NEWBURY — They are old, heavy, fragile and usually speckled with gray-green lichens or algae. And they stand at all angles, like rows of crooked teeth — with more than a few gaps where the ancient gravestones have toppled flat to the ground.
Rachel Meyer and Josh Gerloff, both of Ipswich, run Epoch Preservation, a budding company working to straighten, repair and, in many cases, reset the heavy marble or slate gravestones in the Burying Ground across from the First Parish Church on High Road. The pair are working one or two days per week through September, and being paid through a $5,000 grant the church received from Newburyport Five Cents Savings Bank for the restoration project.
On Wednesday, as Gerloff shoveled dirt away from the sunken stone base into which the ancient stones were sometimes set, Meyer talked about the challenge of the project. There are hundreds of gravestones that could use attention, but they settled on one row that was a mix of 19th-century stones tilting at all angles and, in some cases, broken and flat on the ground.
The process involves picking the headstone off the ground or pulling it up and out of the ground, if it’s standing but crooked. The stone is gently sprayed with water and a solution that gradually removes algae and lichens over a period of weeks. Meyer said there is no abrasive scrubbing, power washing or use of caustic materials because the stones would be damaged.
Meyer and Gerloff use shovels and trowels to find the stone base or whatever materials might have been used to hold the stone upright. Sometimes they use special materials to bond broken pieces or to cement the headstone to the underground base. But with the old graveyards of New England — some graves in the First Parish Burying Grounds date to the 1600s — Meyer and Gerloff said they never know what they’ll find when they start digging.
Dedicated to preservation
Meyer takes the work seriously and believes the cities and towns where old graveyards are located should, too.
Her first restoration project involved a neglected, city-owned burial ground in Gloucester, where the underbrush was taking over, some stones were being used as fire pits and the area was littered with syringes.
“It was a wall of jungle going in there,” she recalled.
Once the area was cleared and some stones reset or repaired, city residents took an interest in the burying ground and are working to maintain it.
That community involvement is key, Meyer said, especially when an entity like the First Parish Church has the burden of paying for mowing, gravestone repairs and overall maintenance of a sprawling cemetery.
As she scanned the Burying Ground on Wednesday, Meyer asked, “How do we have historic houses dedicated to these people and we can’t even take care of their gravestones?”
The burden of caring for the cemetery prompted church members to approach town officials in April with a proposal to give the Burying Grounds to the town.
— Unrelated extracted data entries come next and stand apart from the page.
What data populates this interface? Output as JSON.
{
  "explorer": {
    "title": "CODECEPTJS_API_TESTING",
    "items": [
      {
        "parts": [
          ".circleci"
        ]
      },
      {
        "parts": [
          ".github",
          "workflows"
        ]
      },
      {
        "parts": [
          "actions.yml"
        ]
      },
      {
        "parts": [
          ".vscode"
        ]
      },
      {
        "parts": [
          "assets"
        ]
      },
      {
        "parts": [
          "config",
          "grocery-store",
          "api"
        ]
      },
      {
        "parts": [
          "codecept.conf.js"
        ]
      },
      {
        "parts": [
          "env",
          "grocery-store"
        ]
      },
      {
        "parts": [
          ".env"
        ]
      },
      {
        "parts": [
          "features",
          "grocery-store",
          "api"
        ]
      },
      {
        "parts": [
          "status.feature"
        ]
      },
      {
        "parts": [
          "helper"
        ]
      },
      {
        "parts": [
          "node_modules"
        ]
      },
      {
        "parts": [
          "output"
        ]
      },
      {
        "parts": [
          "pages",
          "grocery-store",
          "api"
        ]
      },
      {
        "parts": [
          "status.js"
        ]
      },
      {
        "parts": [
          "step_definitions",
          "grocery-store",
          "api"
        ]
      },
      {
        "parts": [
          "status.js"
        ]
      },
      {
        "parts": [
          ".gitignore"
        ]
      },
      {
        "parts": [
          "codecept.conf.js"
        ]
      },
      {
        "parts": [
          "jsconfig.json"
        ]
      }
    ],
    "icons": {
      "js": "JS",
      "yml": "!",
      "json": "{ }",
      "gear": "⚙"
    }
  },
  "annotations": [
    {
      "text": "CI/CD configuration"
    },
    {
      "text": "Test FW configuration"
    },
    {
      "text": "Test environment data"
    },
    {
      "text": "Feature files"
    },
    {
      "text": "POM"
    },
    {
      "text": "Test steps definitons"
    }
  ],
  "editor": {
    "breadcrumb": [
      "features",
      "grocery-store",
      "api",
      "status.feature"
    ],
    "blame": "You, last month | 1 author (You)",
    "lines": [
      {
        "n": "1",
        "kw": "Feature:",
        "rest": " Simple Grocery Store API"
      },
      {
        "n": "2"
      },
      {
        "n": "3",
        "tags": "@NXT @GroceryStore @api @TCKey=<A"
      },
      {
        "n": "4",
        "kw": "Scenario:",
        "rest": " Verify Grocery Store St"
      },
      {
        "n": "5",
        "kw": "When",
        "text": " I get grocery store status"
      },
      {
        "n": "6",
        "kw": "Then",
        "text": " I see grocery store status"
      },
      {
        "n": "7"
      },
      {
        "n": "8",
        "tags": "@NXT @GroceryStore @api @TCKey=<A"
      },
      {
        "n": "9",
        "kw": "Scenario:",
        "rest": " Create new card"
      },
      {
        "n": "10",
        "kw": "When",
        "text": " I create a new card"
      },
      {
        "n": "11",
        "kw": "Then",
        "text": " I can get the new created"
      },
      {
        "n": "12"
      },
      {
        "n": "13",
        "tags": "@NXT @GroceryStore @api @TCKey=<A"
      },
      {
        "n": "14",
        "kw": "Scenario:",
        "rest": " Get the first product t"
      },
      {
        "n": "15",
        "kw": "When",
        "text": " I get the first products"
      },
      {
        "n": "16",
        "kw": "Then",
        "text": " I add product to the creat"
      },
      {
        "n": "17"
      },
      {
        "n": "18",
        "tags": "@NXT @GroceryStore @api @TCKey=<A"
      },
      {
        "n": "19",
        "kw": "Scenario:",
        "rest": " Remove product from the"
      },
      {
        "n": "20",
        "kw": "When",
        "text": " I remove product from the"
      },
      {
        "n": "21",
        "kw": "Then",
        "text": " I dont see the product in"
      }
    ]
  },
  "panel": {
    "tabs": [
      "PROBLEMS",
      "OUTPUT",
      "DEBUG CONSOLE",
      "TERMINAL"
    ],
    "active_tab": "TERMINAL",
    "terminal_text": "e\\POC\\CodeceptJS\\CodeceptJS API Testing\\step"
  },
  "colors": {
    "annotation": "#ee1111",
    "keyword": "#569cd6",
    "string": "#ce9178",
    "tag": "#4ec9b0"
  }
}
In a letter to selectmen, parishioner Karen Wakefield said the church would continue raising money and providing resources to restore gravestones and repair fences, but the town would own the graveyard and handle mowing, which cost the church $3,000 last season.
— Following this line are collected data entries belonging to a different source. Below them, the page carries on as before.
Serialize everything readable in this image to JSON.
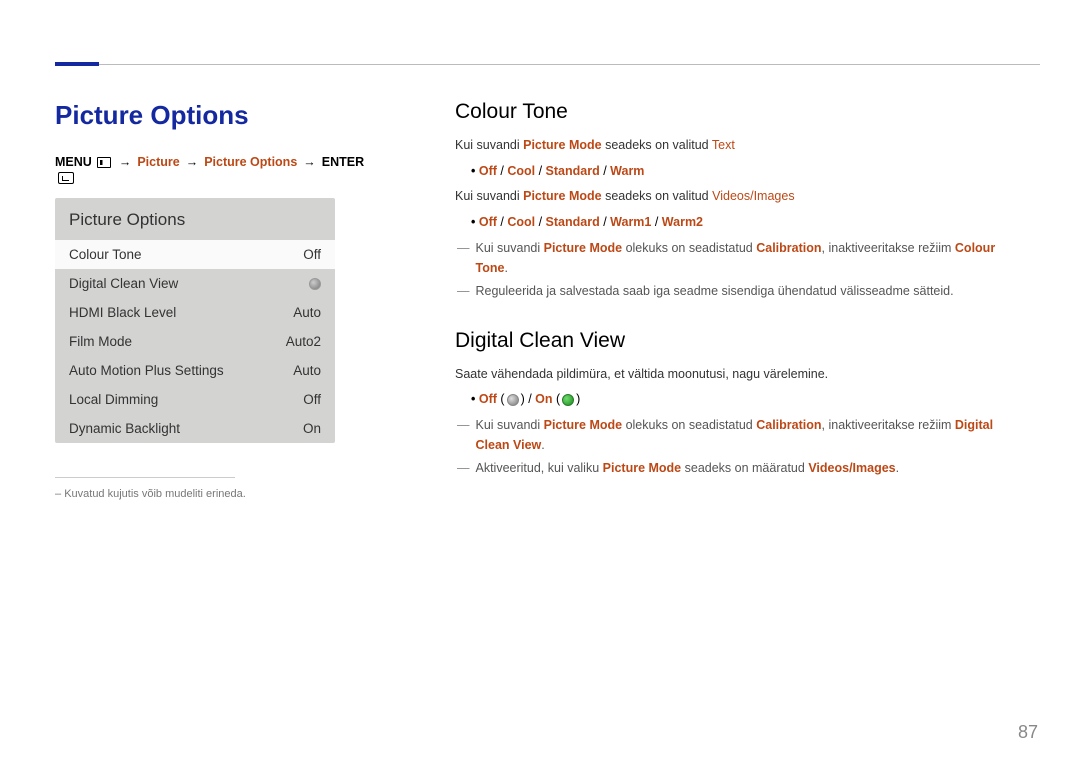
{
  "page_number": "87",
  "left": {
    "heading": "Picture Options",
    "breadcrumb": {
      "menu": "MENU",
      "picture": "Picture",
      "picture_options": "Picture Options",
      "enter": "ENTER"
    },
    "panel": {
      "title": "Picture Options",
      "rows": [
        {
          "label": "Colour Tone",
          "value": "Off",
          "selected": true
        },
        {
          "label": "Digital Clean View",
          "value_icon": "circle"
        },
        {
          "label": "HDMI Black Level",
          "value": "Auto"
        },
        {
          "label": "Film Mode",
          "value": "Auto2"
        },
        {
          "label": "Auto Motion Plus Settings",
          "value": "Auto"
        },
        {
          "label": "Local Dimming",
          "value": "Off"
        },
        {
          "label": "Dynamic Backlight",
          "value": "On"
        }
      ]
    },
    "footnote_prefix": "– ",
    "footnote": "Kuvatud kujutis võib mudeliti erineda."
  },
  "right": {
    "colour_tone": {
      "heading": "Colour Tone",
      "line1_pre": "Kui suvandi ",
      "line1_hl": "Picture Mode",
      "line1_mid": " seadeks on valitud ",
      "line1_end": "Text",
      "opts1": {
        "off": "Off",
        "cool": "Cool",
        "std": "Standard",
        "warm": "Warm",
        "sep": " / "
      },
      "line2_pre": "Kui suvandi ",
      "line2_hl": "Picture Mode",
      "line2_mid": " seadeks on valitud ",
      "line2_end": "Videos/Images",
      "opts2": {
        "off": "Off",
        "cool": "Cool",
        "std": "Standard",
        "w1": "Warm1",
        "w2": "Warm2",
        "sep": " / "
      },
      "dash1_pre": "Kui suvandi ",
      "dash1_h1": "Picture Mode",
      "dash1_mid": " olekuks on seadistatud ",
      "dash1_h2": "Calibration",
      "dash1_mid2": ", inaktiveeritakse režiim ",
      "dash1_h3": "Colour Tone",
      "dash1_dot": ".",
      "dash2": "Reguleerida ja salvestada saab iga seadme sisendiga ühendatud välisseadme sätteid."
    },
    "dcv": {
      "heading": "Digital Clean View",
      "para": "Saate vähendada pildimüra, et vältida moonutusi, nagu värelemine.",
      "opts": {
        "off": "Off",
        "on": "On",
        "sep": " / ",
        "open": " (",
        "close": ") "
      },
      "dash1_pre": "Kui suvandi ",
      "dash1_h1": "Picture Mode",
      "dash1_mid": " olekuks on seadistatud ",
      "dash1_h2": "Calibration",
      "dash1_mid2": ", inaktiveeritakse režiim ",
      "dash1_h3": "Digital Clean View",
      "dash1_dot": ".",
      "dash2_pre": "Aktiveeritud, kui valiku ",
      "dash2_h1": "Picture Mode",
      "dash2_mid": " seadeks on määratud ",
      "dash2_h2": "Videos/Images",
      "dash2_dot": "."
    }
  }
}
Although board members agreed the old cemetery is important in Newbury’s history, they were not willing to accept ownership — and a continuing financial obligation — for the property.
Call for community involvement
On Wednesday, Gerloff said that, ideally, a city or town would take over old burial grounds and work with the church and interested volunteers for ongoing gravestone repairs and lawn care, while the municipality could help apply for and secure grants for restoration work.
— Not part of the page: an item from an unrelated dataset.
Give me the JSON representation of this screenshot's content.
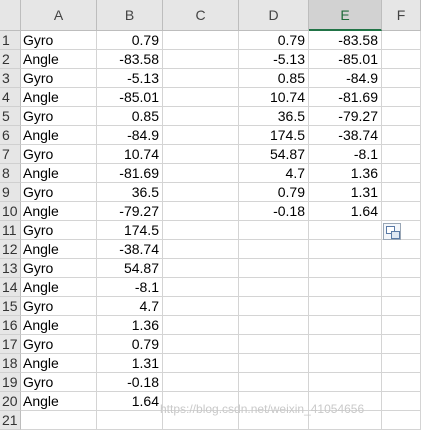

Meyer pointed out that, although the Burying Grounds are in Newbury about 100 yards from the border with Newburyport, it contains the graves of former residents of both communities.
“The town and the city should really see that these are their people. Morally and ancestrally we should all be caring about this burying ground,” she said.
Wakefield said there are four cemetery committee members, but the church is looking for other people — from in or outside the church — to become involved.
“We’d like to get participation from the greater community, since the burying grounds are certainly a vital part of the history of the entire Newburyport area,” she said. “We need to be able to get a long-term plan of how to proceed and to get a variety of activities going on — involving the community, applying for grants, and different ways to raise funds. We need a strategic plan.”
She said the church recently determined the Burying Grounds include more land than First Parish officials thought. That means mowing and maintenance this year could be closer to $3,500.
“This is a major expenditure for our small congregation and we’re constantly looking for ways to pay for it,” she said in an email.
Wakefield encouraged anyone interested in being on the committee to contact her at 978-764-7884.